Nonetheless, the "drip tray" approach (i.e. the first two trays) are still a great way to provide a very large and very effective mechanical filter (you can layer different densities of fleece on top of each other in a gradient - say 100 micron on top of 50 micron on top of 20 micron - to give you maximum control/flexibility). But the biggest benefit of this design is that since you would buy fleece in flat sheets or rolls from any source available, it is incredibly cheap to run this filter and the maintenance is very low ... you simply slide/lift the tray out, pull out the fleece and throw it away, and drop in new fleece and you're done.
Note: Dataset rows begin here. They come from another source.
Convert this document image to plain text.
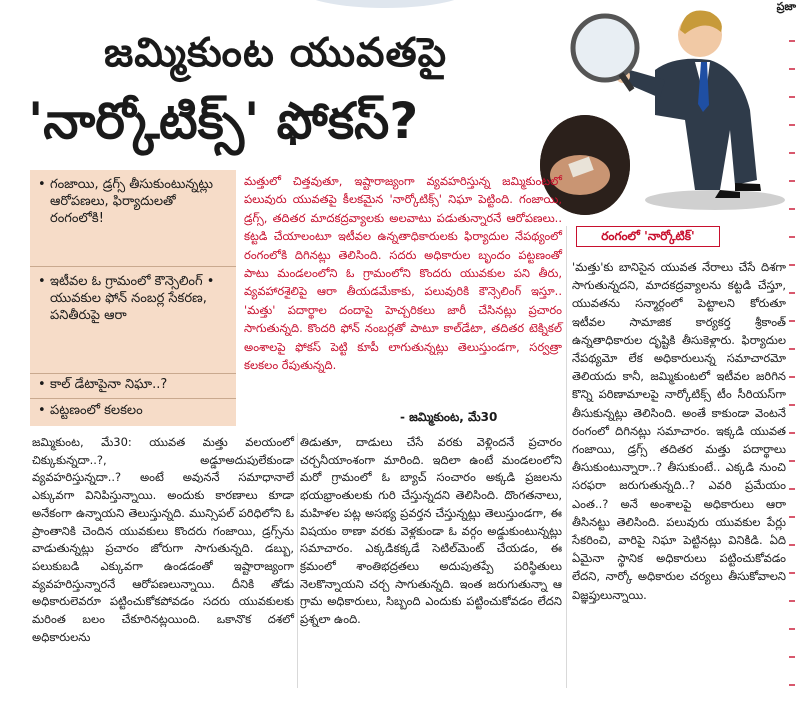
ప్రజా
జమ్మికుంట యువతపై
'నార్కోటిక్స్' ఫోకస్?
• గంజాయి, డ్రగ్స్ తీసుకుంటున్నట్లు ఆరోపణలు, ఫిర్యాదులతో రంగంలోకి!
• ఇటీవల ఓ గ్రామంలో కౌన్సెలింగ్ • యువకుల ఫోన్ నంబర్ల సేకరణ, పనితీరుపై ఆరా
• కాల్ డేటాపైనా నిఘా..?
• పట్టణంలో కలకలం
మత్తులో చిత్తవుతూ, ఇష్టారాజ్యంగా వ్యవహరిస్తున్న జమ్మికుంటలో పలువురు యువతపై కీలకమైన 'నార్కోటిక్స్' నిఘా పెట్టింది. గంజాయి, డ్రగ్స్, తదితర మాదకద్రవ్యాలకు అలవాటు పడుతున్నారనే ఆరోపణలు.. కట్టడి చేయాలంటూ ఇటీవల ఉన్నతాధికారులకు ఫిర్యాదుల నేపథ్యంలో రంగంలోకి దిగినట్లు తెలిసింది. సదరు అధికారుల బృందం పట్టణంతో పాటు మండలంలోని ఓ గ్రామంలోని కొందరు యువకుల పని తీరు, వ్యవహారశైలిపై ఆరా తీయడమేకాకు, పలువురికి కౌన్సెలింగ్ ఇస్తూ.. 'మత్తు' పదార్థాల దందాపై హెచ్చరికలు జారీ చేసినట్లు ప్రచారం సాగుతున్నది. కొందరి ఫోన్ నంబర్లతో పాటూ కాల్‌డేటా, తదితర టెక్నికల్ అంశాలపై ఫోకస్ పెట్టి కూపీ లాగుతున్నట్లు తెలుస్తుండగా, సర్వత్రా కలకలం రేపుతున్నది.
- జమ్మికుంట, మే30
రంగంలో 'నార్కోటిక్'
'మత్తు'కు బానిసైన యువత నేరాలు చేసే దిశగా సాగుతున్నదని, మాదకద్రవ్యాలను కట్టడి చేస్తూ, యువతను సన్మార్గంలో పెట్టాలని కోరుతూ ఇటీవల సామాజిక కార్యకర్త శ్రీకాంత్ ఉన్నతాధికారుల దృష్టికి తీసుకెళ్లారు. ఫిర్యాదుల నేపథ్యమో లేక అధికారులున్న సమాచారమో తెలియదు కానీ, జమ్మికుంటలో ఇటీవల జరిగిన కొన్ని పరిణామాలపై నార్కోటిక్స్ టీం సీరియస్‌గా తీసుకున్నట్లు తెలిసింది. అంతే కాకుండా వెంటనే రంగంలో దిగినట్లు సమాచారం. ఇక్కడి యువత గంజాయి, డ్రగ్స్ తదితర మత్తు పదార్థాలు తీసుకుంటున్నారా..? తీసుకుంటే.. ఎక్కడి నుంచి సరఫరా జరుగుతున్నది..? ఎవరి ప్రమేయం ఎంత..? అనే అంశాలపై అధికారులు ఆరా తీసినట్టు తెలిసింది. పలువురు యువకుల పేర్లు సేకరించి, వారిపై నిఘా పెట్టినట్లు వినికిడి. ఏది ఏమైనా స్థానిక అధికారులు పట్టించుకోవడం లేదని, నార్కో అధికారుల చర్యలు తీసుకోవాలని విజ్ఞప్తులున్నాయి.
జమ్మికుంట, మే30: యువత మత్తు వలయంలో చిక్కుకున్నదా..?, అడ్డూఅదుపులేకుండా వ్యవహరిస్తున్నదా..? అంటే అవుననే సమాధానాలే ఎక్కువగా వినిపిస్తున్నాయి. అందుకు కారణాలు కూడా అనేకంగా ఉన్నాయని తెలుస్తున్నది. మున్సిపల్ పరిధిలోని ఓ ప్రాంతానికి చెందిన యువకులు కొందరు గంజాయి, డ్రగ్స్‌ను వాడుతున్నట్లు ప్రచారం జోరుగా సాగుతున్నది. డబ్బు, పలుకుబడి ఎక్కువగా ఉండడంతో ఇష్టారాజ్యంగా వ్యవహరిస్తున్నారనే ఆరోపణలున్నాయి. దీనికి తోడు అధికారులెవరూ పట్టించుకోకపోవడం సదరు యువకులకు మరింత బలం చేకూరినట్లయింది. ఒకానొక దశలో అధికారులను
తిడుతూ, దాడులు చేసే వరకు వెళ్లిందనే ప్రచారం చర్చనీయాంశంగా మారింది. ఇదిలా ఉంటే మండలంలోని మరో గ్రామంలో ఓ బ్యాచ్ సంచారం అక్కడి ప్రజలను భయభ్రాంతులకు గురి చేస్తున్నదని తెలిసింది. దొంగతనాలు, మహిళల పట్ల అసభ్య ప్రవర్తన చేస్తున్నట్లు తెలుస్తుండగా, ఈ విషయం ఠాణా వరకు వెళ్లకుండా ఓ వర్గం అడ్డుకుంటున్నట్లు సమాచారం. ఎక్కడికక్కడే సెటిల్‌మెంట్ చేయడం, ఈ క్రమంలో శాంతిభద్రతలు అదుపుతప్పే పరిస్థితులు నెలకొన్నాయని చర్చ సాగుతున్నది. ఇంత జరుగుతున్నా ఆ గ్రామ అధికారులు, సిబ్బంది ఎందుకు పట్టించుకోవడం లేదని ప్రశ్నలా ఉంది.
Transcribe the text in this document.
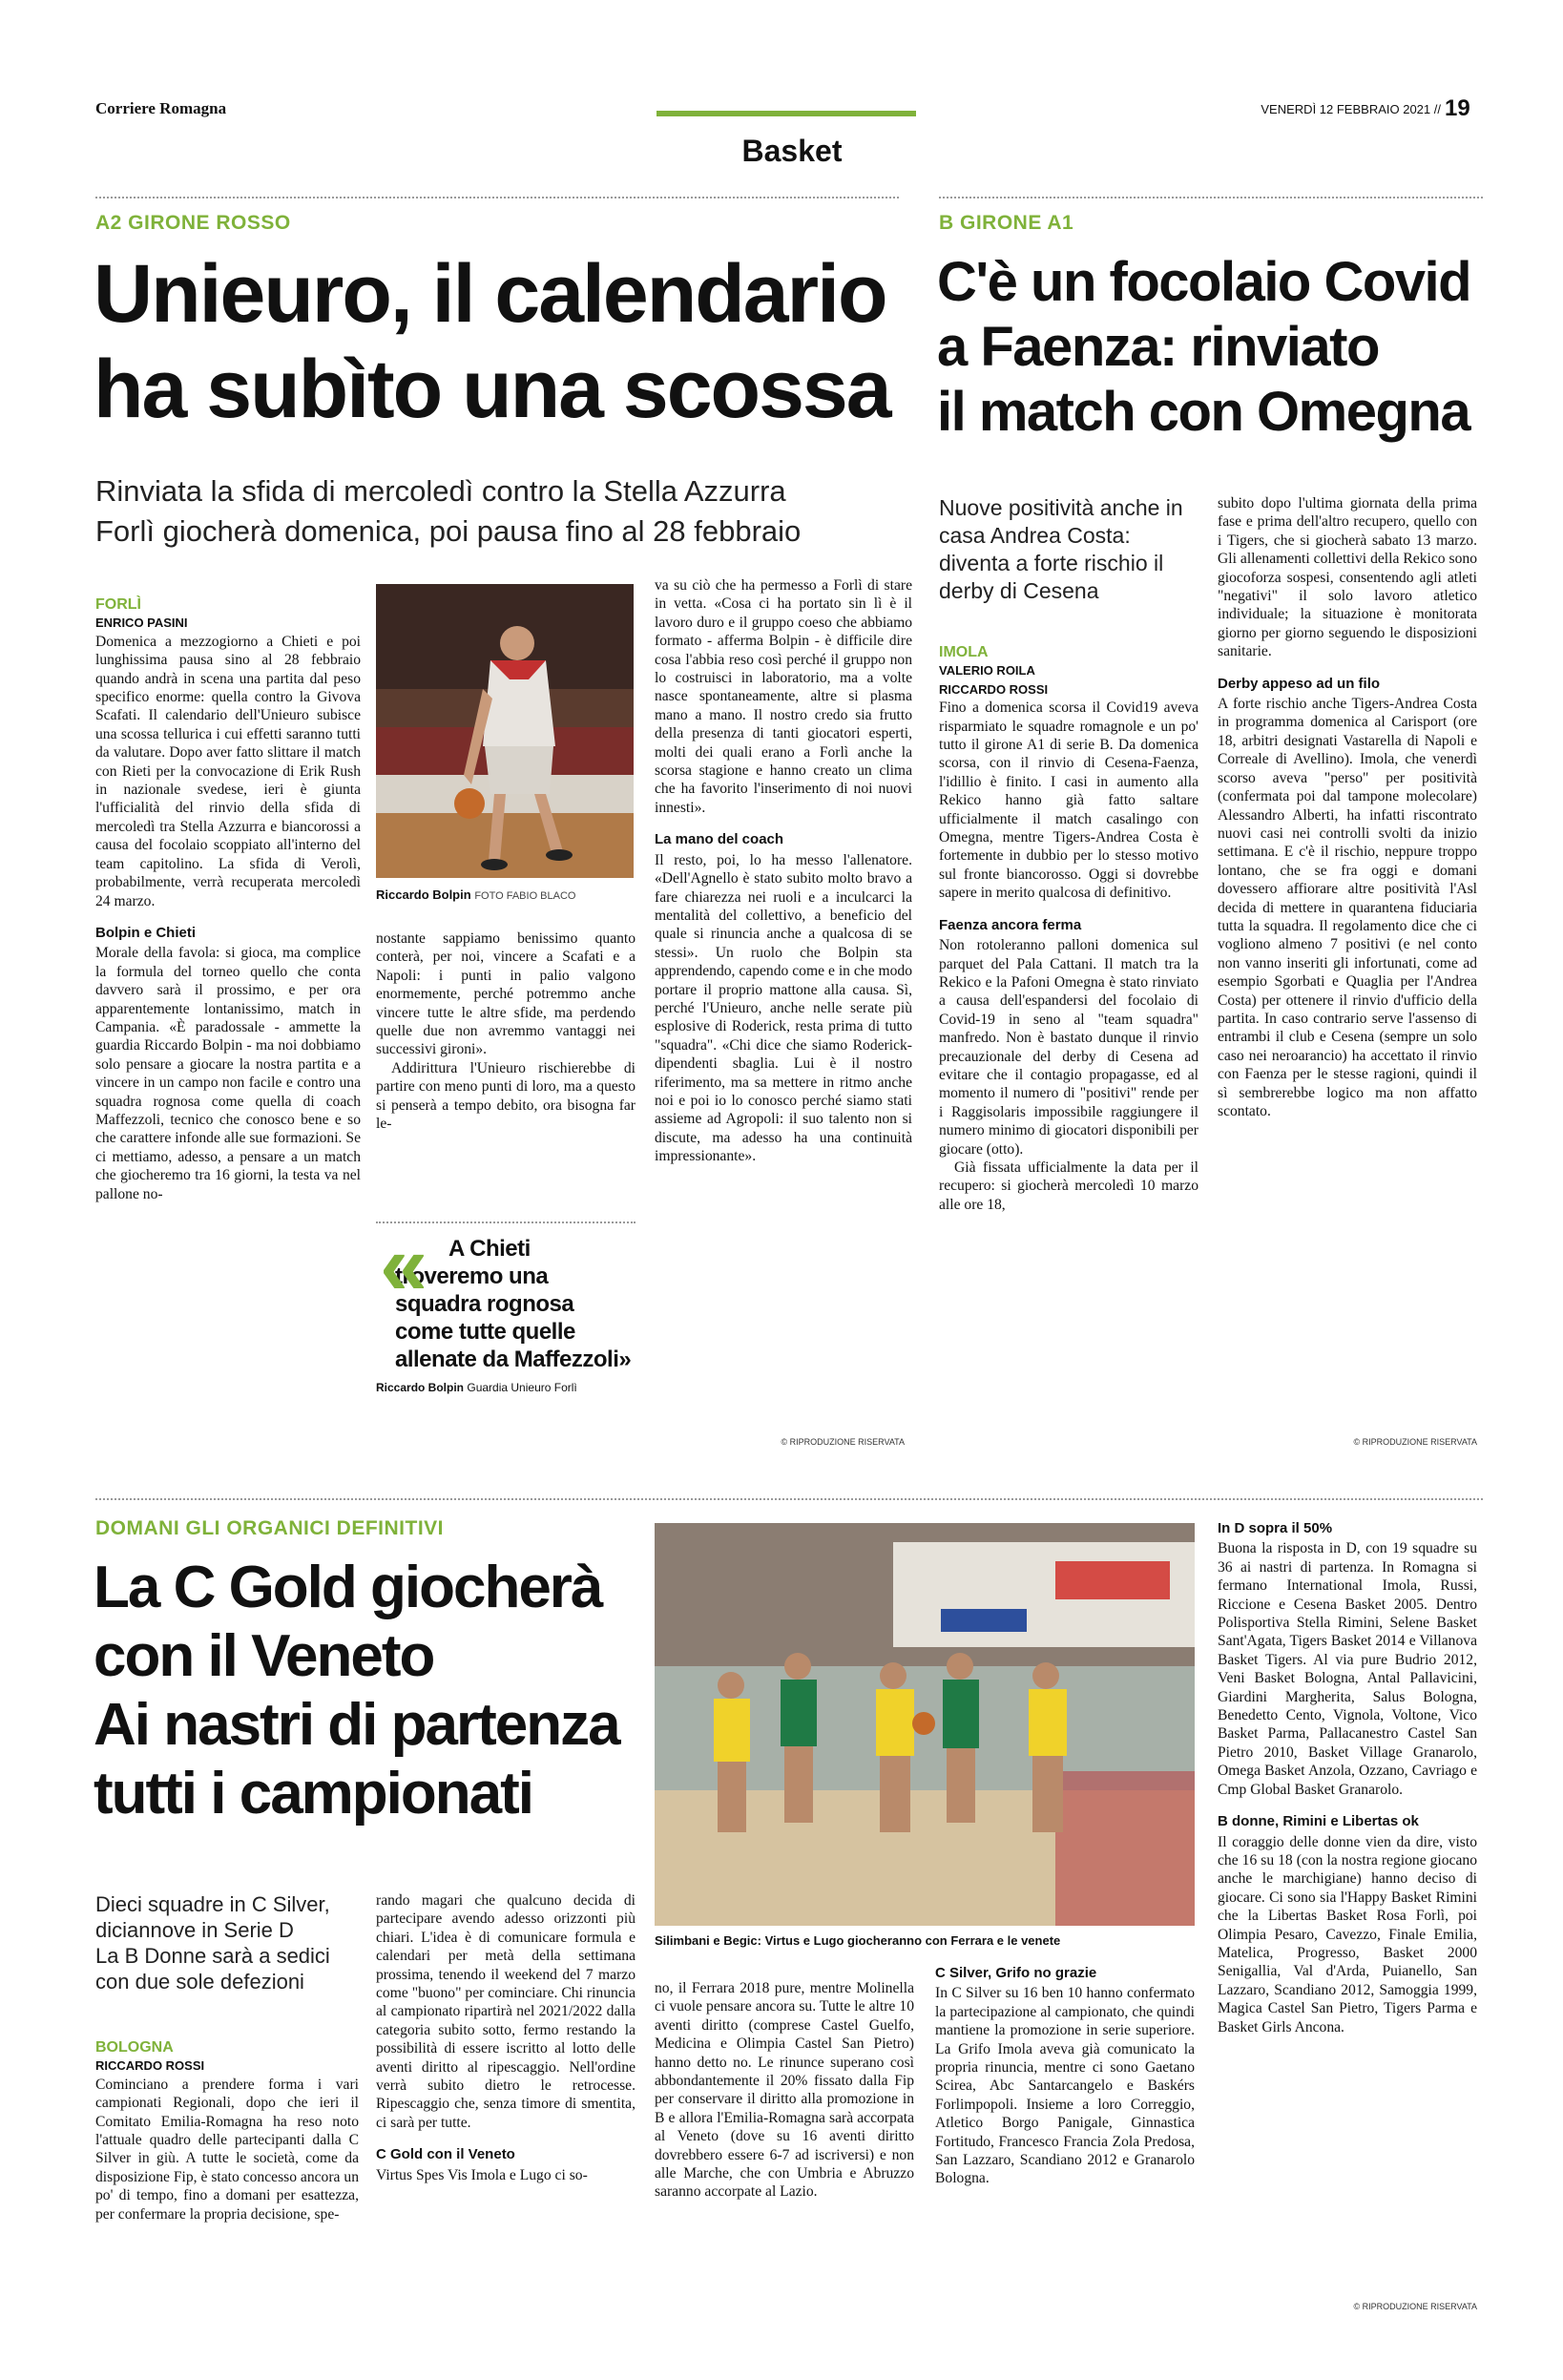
Corriere Romagna	VENERDÌ 12 FEBBRAIO 2021 // 19
Basket
A2 GIRONE ROSSO
Unieuro, il calendario
ha subìto una scossa
Rinviata la sfida di mercoledì contro la Stella Azzurra
Forlì giocherà domenica, poi pausa fino al 28 febbraio
FORLÌ
ENRICO PASINI

Domenica a mezzogiorno a Chieti e poi lunghissima pausa sino al 28 febbraio quando andrà in scena una partita dal peso specifico enorme: quella contro la Givova Scafati. Il calendario dell'Unieuro subisce una scossa tellurica i cui effetti saranno tutti da valutare. Dopo aver fatto slittare il match con Rieti per la convocazione di Erik Rush in nazionale svedese, ieri è giunta l'ufficialità del rinvio della sfida di mercoledì tra Stella Azzurra e biancorossi a causa del focolaio scoppiato all'interno del team capitolino. La sfida di Verolì, probabilmente, verrà recuperata mercoledì 24 marzo.

Bolpin e Chieti

Morale della favola: si gioca, ma complice la formula del torneo quello che conta davvero sarà il prossimo, e per ora apparentemente lontanissimo, match in Campania. «È paradossale - ammette la guardia Riccardo Bolpin - ma noi dobbiamo solo pensare a giocare la nostra partita e a vincere in un campo non facile e contro una squadra rognosa come quella di coach Maffezzoli, tecnico che conosco bene e so che carattere infonde alle sue formazioni. Se ci mettiamo, adesso, a pensare a un match che giocheremo tra 16 giorni, la testa va nel pallone no-

Riccardo Bolpin FOTO FABIO BLACO

nostante sappiamo benissimo quanto conterà, per noi, vincere a Scafati e a Napoli: i punti in palio valgono enormemente, perché potremmo anche vincere tutte le altre sfide, ma perdendo quelle due non avremmo vantaggi nei successivi gironi».

Addirittura l'Unieuro rischierebbe di partire con meno punti di loro, ma a questo si penserà a tempo debito, ora bisogna far le-

« A Chieti troveremo una squadra rognosa come tutte quelle allenate da Maffezzoli»
Riccardo Bolpin Guardia Unieuro Forlì

va su ciò che ha permesso a Forlì di stare in vetta. «Cosa ci ha portato sin lì è il lavoro duro e il gruppo coeso che abbiamo formato - afferma Bolpin - è difficile dire cosa l'abbia reso così perché il gruppo non lo costruisci in laboratorio, ma a volte nasce spontaneamente, altre si plasma mano a mano. Il nostro credo sia frutto della presenza di tanti giocatori esperti, molti dei quali erano a Forlì anche la scorsa stagione e hanno creato un clima che ha favorito l'inserimento di noi nuovi innesti».

La mano del coach

Il resto, poi, lo ha messo l'allenatore. «Dell'Agnello è stato subito molto bravo a fare chiarezza nei ruoli e a inculcarci la mentalità del collettivo, a beneficio del quale si rinuncia anche a qualcosa di se stessi». Un ruolo che Bolpin sta apprendendo, capendo come e in che modo portare il proprio mattone alla causa. Sì, perché l'Unieuro, anche nelle serate più esplosive di Roderick, resta prima di tutto "squadra". «Chi dice che siamo Roderick-dipendenti sbaglia. Lui è il nostro riferimento, ma sa mettere in ritmo anche noi e poi io lo conosco perché siamo stati assieme ad Agropoli: il suo talento non si discute, ma adesso ha una continuità impressionante».

© RIPRODUZIONE RISERVATA
B GIRONE A1
C'è un focolaio Covid
a Faenza: rinviato
il match con Omegna
Nuove positività anche in casa Andrea Costa: diventa a forte rischio il derby di Cesena
IMOLA
VALERIO ROILA
RICCARDO ROSSI

Fino a domenica scorsa il Covid19 aveva risparmiato le squadre romagnole e un po' tutto il girone A1 di serie B. Da domenica scorsa, con il rinvio di Cesena-Faenza, l'idillio è finito. I casi in aumento alla Rekico hanno già fatto saltare ufficialmente il match casalingo con Omegna, mentre Tigers-Andrea Costa è fortemente in dubbio per lo stesso motivo sul fronte biancorosso. Oggi si dovrebbe sapere in merito qualcosa di definitivo.

Faenza ancora ferma

Non rotoleranno palloni domenica sul parquet del Pala Cattani. Il match tra la Rekico e la Pafoni Omegna è stato rinviato a causa dell'espandersi del focolaio di Covid-19 in seno al "team squadra" manfredo. Non è bastato dunque il rinvio precauzionale del derby di Cesena ad evitare che il contagio propagasse, ed al momento il numero di "positivi" rende per i Raggisolaris impossibile raggiungere il numero minimo di giocatori disponibili per giocare (otto).

Già fissata ufficialmente la data per il recupero: si giocherà mercoledì 10 marzo alle ore 18,

subito dopo l'ultima giornata della prima fase e prima dell'altro recupero, quello con i Tigers, che si giocherà sabato 13 marzo. Gli allenamenti collettivi della Rekico sono giocoforza sospesi, consentendo agli atleti "negativi" il solo lavoro atletico individuale; la situazione è monitorata giorno per giorno seguendo le disposizioni sanitarie.

Derby appeso ad un filo

A forte rischio anche Tigers-Andrea Costa in programma domenica al Carisport (ore 18, arbitri designati Vastarella di Napoli e Correale di Avellino). Imola, che venerdì scorso aveva "perso" per positività (confermata poi dal tampone molecolare) Alessandro Alberti, ha infatti riscontrato nuovi casi nei controlli svolti da inizio settimana. E c'è il rischio, neppure troppo lontano, che se fra oggi e domani dovessero affiorare altre positività l'Asl decida di mettere in quarantena fiduciaria tutta la squadra. Il regolamento dice che ci vogliono almeno 7 positivi (e nel conto non vanno inseriti gli infortunati, come ad esempio Sgorbati e Quaglia per l'Andrea Costa) per ottenere il rinvio d'ufficio della partita. In caso contrario serve l'assenso di entrambi il club e Cesena (sempre un solo caso nei neroarancio) ha accettato il rinvio con Faenza per le stesse ragioni, quindi il sì sembrerebbe logico ma non affatto scontato.

© RIPRODUZIONE RISERVATA
DOMANI GLI ORGANICI DEFINITIVI
La C Gold giocherà
con il Veneto
Ai nastri di partenza
tutti i campionati
Dieci squadre in C Silver,
diciannove in Serie D
La B Donne sarà a sedici
con due sole defezioni
BOLOGNA
RICCARDO ROSSI

Cominciano a prendere forma i vari campionati Regionali, dopo che ieri il Comitato Emilia-Romagna ha reso noto l'attuale quadro delle partecipanti dalla C Silver in giù. A tutte le società, come da disposizione Fip, è stato concesso ancora un po' di tempo, fino a domani per esattezza, per confermare la propria decisione, spe-

rando magari che qualcuno decida di partecipare avendo adesso orizzonti più chiari. L'idea è di comunicare formula e calendari per metà della settimana prossima, tenendo il weekend del 7 marzo come "buono" per cominciare. Chi rinuncia al campionato ripartirà nel 2021/2022 dalla categoria subito sotto, fermo restando la possibilità di essere iscritto al lotto delle aventi diritto al ripescaggio. Nell'ordine verrà subito dietro le retrocesse. Ripescaggio che, senza timore di smentita, ci sarà per tutte.

C Gold con il Veneto

Virtus Spes Vis Imola e Lugo ci so-

Silimbani e Begic: Virtus e Lugo giocheranno con Ferrara e le venete

no, il Ferrara 2018 pure, mentre Molinella ci vuole pensare ancora su. Tutte le altre 10 aventi diritto (comprese Castel Guelfo, Medicina e Olimpia Castel San Pietro) hanno detto no. Le rinunce superano così abbondantemente il 20% fissato dalla Fip per conservare il diritto alla promozione in B e allora l'Emilia-Romagna sarà accorpata al Veneto (dove su 16 aventi diritto dovrebbero essere 6-7 ad iscriversi) e non alle Marche, che con Umbria e Abruzzo saranno accorpate al Lazio.

C Silver, Grifo no grazie

In C Silver su 16 ben 10 hanno confermato la partecipazione al campionato, che quindi mantiene la promozione in serie superiore. La Grifo Imola aveva già comunicato la propria rinuncia, mentre ci sono Gaetano Scirea, Abc Santarcangelo e Baskérs Forlimpopoli. Insieme a loro Correggio, Atletico Borgo Panigale, Ginnastica Fortitudo, Francesco Francia Zola Predosa, San Lazzaro, Scandiano 2012 e Granarolo Bologna.

In D sopra il 50%

Buona la risposta in D, con 19 squadre su 36 ai nastri di partenza. In Romagna si fermano International Imola, Russi, Riccione e Cesena Basket 2005. Dentro Polisportiva Stella Rimini, Selene Basket Sant'Agata, Tigers Basket 2014 e Villanova Basket Tigers. Al via pure Budrio 2012, Veni Basket Bologna, Antal Pallavicini, Giardini Margherita, Salus Bologna, Benedetto Cento, Vignola, Voltone, Vico Basket Parma, Pallacanestro Castel San Pietro 2010, Basket Village Granarolo, Omega Basket Anzola, Ozzano, Cavriago e Cmp Global Basket Granarolo.

B donne, Rimini e Libertas ok

Il coraggio delle donne vien da dire, visto che 16 su 18 (con la nostra regione giocano anche le marchigiane) hanno deciso di giocare. Ci sono sia l'Happy Basket Rimini che la Libertas Basket Rosa Forlì, poi Olimpia Pesaro, Cavezzo, Finale Emilia, Matelica, Progresso, Basket 2000 Senigallia, Val d'Arda, Puianello, San Lazzaro, Scandiano 2012, Samoggia 1999, Magica Castel San Pietro, Tigers Parma e Basket Girls Ancona.

© RIPRODUZIONE RISERVATA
Unlike filter socks, since the fleece is so cheap you don't have to bother trying to wash and recycle the fleece (although you can if you want).
The other big benefit from this design is you can build it yourself for next to nothing - so if you don't like it, you can throw it away and try something different without losing any sleep.
Here's a great DIY video that shows you how (this guy builds them for freshwater applications, but it's exactly the same ... but instead of using the bio balls under the drip tray you would used need submerged bio media such as ceramic plates or bricks)
Anyway ... it's good food for thought.
PS - in the video above, he quickly talks about "fluidized bed" filters. These are really cool too but I would not recommend them for a 300 gal tank as they still would need a more effective mechanical filter upstream of the tumbling media - but if you haven't seen one of them before it's very educational.